Fans of newspapers – and there are still plenty of dedicated readers out there, despite warnings to the contrary – realize this is an industry in the midst of great upheaval.
It’s an issue we don’t wish to belabor in this corner of this publication, but the changes will be noticed by every single reader who picks up an actual, honest-to-goodness PRINTED version of their favorite publication.
The model for success has changed dramatically in recent years and these changes are altering the way things are done from the largest metropolitan daily to the tiniest community weekly. Aside from carrying the news, large papers find themselves making the news these days, each and every time they announce another substantial staff reduction. From Olympia to Tacoma and Seattle to Spokane, newsrooms have shrunk, in some cases dramatically. Reporters and editors have been jettisoned as accounting departments document shrinking profits. Sections are combined in an effort to slice printing costs.
The ultimate step was taken this week in Seattle, when it was announced that the Seattle P-I is on life support. The paper is for sale, it’s assumed no buyers will step forward and Seattle will join other big cities as a one-daily town.
Newspapers are changing in their approach and one step the industry is hanging its hat on is making readers more involved. The term “reader-generated content” was used in this space last week and we’re hoping to expand on that notion.
Here at The Courier-Herald, we’ve jumped on board with a couple of initiatives that give readers center stage.
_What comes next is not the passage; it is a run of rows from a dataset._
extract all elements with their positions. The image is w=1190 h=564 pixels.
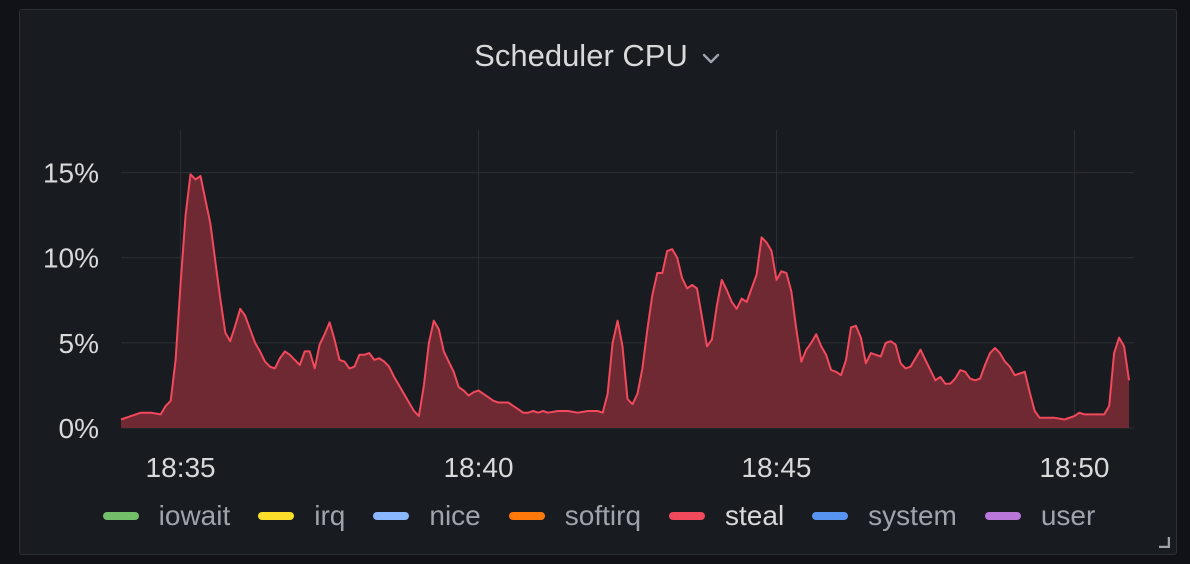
legend-item-irq[interactable]: irq	[258, 500, 345, 532]
legend-label: nice	[429, 500, 481, 531]
legend: iowait irq nice softirq steal system user	[20, 498, 1178, 534]
legend-item-iowait[interactable]: iowait	[102, 500, 231, 532]
legend-label: iowait	[158, 500, 231, 531]
x-tick-label: 18:50	[1039, 452, 1109, 483]
legend-swatch	[669, 512, 706, 520]
legend-label: irq	[314, 500, 346, 531]
legend-label: user	[1040, 500, 1096, 531]
legend-swatch	[508, 512, 545, 520]
y-tick-label: 0%	[59, 413, 99, 444]
legend-label: steal	[725, 500, 785, 531]
legend-item-softirq[interactable]: softirq	[508, 500, 642, 532]
legend-swatch	[258, 512, 295, 520]
y-tick-label: 10%	[43, 243, 99, 274]
x-tick-label: 18:35	[146, 452, 216, 483]
time-series-chart: 0% 5% 10% 15% 18:35 18:40 18:45 18:50	[43, 130, 1134, 483]
legend-swatch	[812, 512, 849, 520]
y-tick-label: 5%	[59, 328, 99, 359]
series-area-steal	[121, 174, 1129, 428]
x-tick-label: 18:45	[741, 452, 811, 483]
panel-header[interactable]: Scheduler CPU	[20, 36, 1176, 76]
y-tick-label: 15%	[43, 158, 99, 189]
legend-item-system[interactable]: system	[812, 500, 957, 532]
resize-handle-icon[interactable]	[1158, 536, 1170, 548]
chevron-down-icon[interactable]	[700, 47, 722, 69]
legend-item-user[interactable]: user	[984, 500, 1096, 532]
legend-item-nice[interactable]: nice	[373, 500, 481, 532]
legend-label: softirq	[564, 500, 642, 531]
legend-swatch	[102, 512, 139, 520]
legend-item-steal[interactable]: steal	[669, 500, 784, 532]
x-tick-label: 18:40	[443, 452, 513, 483]
series-line-steal	[120, 173, 1130, 421]
legend-swatch	[373, 512, 410, 520]
legend-swatch	[984, 512, 1021, 520]
panel-title[interactable]: Scheduler CPU	[474, 38, 688, 73]
chart-panel: Scheduler CPU 0% 5% 10% 15% 18:35 18:40 18:45 1…	[19, 9, 1177, 555]
legend-label: system	[868, 500, 957, 531]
The first issue of each month brings “Community Clicks,” a full page that places a priority on photographs submitted by readers. The response has been good so far – better for our Bonney Lake/Sumner edition than in Enumclaw – but we’d always like to see more.
The rules are pretty simple. If you have a photo that strikes a chord, send it in. It could be a scenic shot of Lake Tapps or Mount Rainier, something from a community event or Aunt Millie’s 100th birthday. There are no guarantees everything will find its way onto newsprint, but we’ll use the best of what we receive.
Prints are OK and e-mailed images are even better. Just e-mail your photos to email@example.com or drop them by the Enumclaw office.
A more daunting undertaking is now appearing each and every week. A special page – which rotates between Family Matters, Healthy Living, Go Green and Art – contains nothing but community-generated articles. We’ve scoured the community to find authors and, as we move along, we expect more will be stepping forward.
Anyone interested in writing for one of the special pages can give us a ring at 360-802-8209.
As newspapers take steps to remain relevant in readers’ lives, one thing is crystal clear. Just as real estate folks preach “location, location, location,” we in the world of print journalism know the key to success is “local, local, local.”
No one zeroes in on the local community like this state’s weekly newspapers. And now, more than ever, we’re looking to make readers part of the product. We hope you like what you see.